With all these specific, targeted treatments, it’s no wonder that the Korean skincare routine seems so daunting to so many with beauty articles offering to “demystify” the 10+ step routine. In reality, it depends on how many skin concerns a routine is built to address. There is also the fact that certain items in the routine, like peels and sheet masks, are not to be used every single night. Seasonal changes can play a big factor in how many and what kind of products are used. Morning and evening routines can also vary greatly. It’s as individual as its user and can be however short (or long!) the user needs it to be to accomplish their goals. Sounds a lot better than the old three-step routine, no? With skin, one size does not fit all.
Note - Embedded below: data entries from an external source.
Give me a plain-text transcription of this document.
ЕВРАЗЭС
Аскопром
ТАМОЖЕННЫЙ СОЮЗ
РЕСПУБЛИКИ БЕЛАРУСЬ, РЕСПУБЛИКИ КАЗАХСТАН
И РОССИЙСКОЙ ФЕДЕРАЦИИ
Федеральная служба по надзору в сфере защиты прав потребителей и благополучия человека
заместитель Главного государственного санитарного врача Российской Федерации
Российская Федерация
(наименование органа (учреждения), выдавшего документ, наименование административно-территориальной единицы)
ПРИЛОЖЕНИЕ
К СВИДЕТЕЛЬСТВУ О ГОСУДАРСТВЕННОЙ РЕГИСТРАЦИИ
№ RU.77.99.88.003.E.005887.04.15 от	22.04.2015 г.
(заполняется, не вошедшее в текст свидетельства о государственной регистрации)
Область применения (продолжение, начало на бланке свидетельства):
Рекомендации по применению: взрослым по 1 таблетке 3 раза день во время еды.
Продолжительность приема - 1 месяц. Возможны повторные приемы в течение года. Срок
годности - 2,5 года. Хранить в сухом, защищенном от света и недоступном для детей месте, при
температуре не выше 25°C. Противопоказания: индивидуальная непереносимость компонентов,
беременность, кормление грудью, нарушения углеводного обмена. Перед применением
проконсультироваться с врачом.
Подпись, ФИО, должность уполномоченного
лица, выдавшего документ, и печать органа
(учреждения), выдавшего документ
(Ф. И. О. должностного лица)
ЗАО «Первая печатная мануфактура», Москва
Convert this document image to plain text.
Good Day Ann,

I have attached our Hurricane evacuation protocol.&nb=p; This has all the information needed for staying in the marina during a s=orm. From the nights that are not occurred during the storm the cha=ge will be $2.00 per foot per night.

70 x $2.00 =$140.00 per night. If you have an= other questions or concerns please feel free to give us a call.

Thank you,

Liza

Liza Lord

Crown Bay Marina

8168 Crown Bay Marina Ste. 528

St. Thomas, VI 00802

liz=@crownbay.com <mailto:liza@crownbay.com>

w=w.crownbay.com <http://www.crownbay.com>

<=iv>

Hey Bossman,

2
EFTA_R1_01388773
Another important part of the prevention mentality of Korean skin and beauty culture is SPF. SPF in America is like flossing: it’s one of those things we know we should be doing, but let’s face it, show of hands, how many people actually use sunscreen when they aren’t just going to the beach or the pool?
Let me drill it in once and for all: use it.
Tans are nothing but visible sun damage that contributes to leathery, thick, and spotted skin as the years go by. Tanned skin is the beauty standard for most countries, but the amount of damage tanning causes not only in the present, but the future as well, is not worth it. If aging gracefully (to use the phrase in the beauty industry’s sense of the word) is a goal, start using that SPF right now. Your skin will thank you later. Tanned skin is not on any Korean beauty list and this goal goes hand in hand with a priority on anti-aging (and, um, also not getting skin cancer…).
The Korean routine not only offers an unparalleled level of customization, but also at an unparalleled price point for the quality. Cutting-edge, innovative products are ripe for the picking. With an emphasis on healthy, dewy skin and problem prevention, Korean skincare has hundreds of products literally for every skin type and concern. Ten steps (give or take) can seem like a lot, but it seems like a worthwhile investment if smooth, clear skin is the payoff. At least, that’s just my opinion.
What about you? Have you ever tried this routine? What did you think?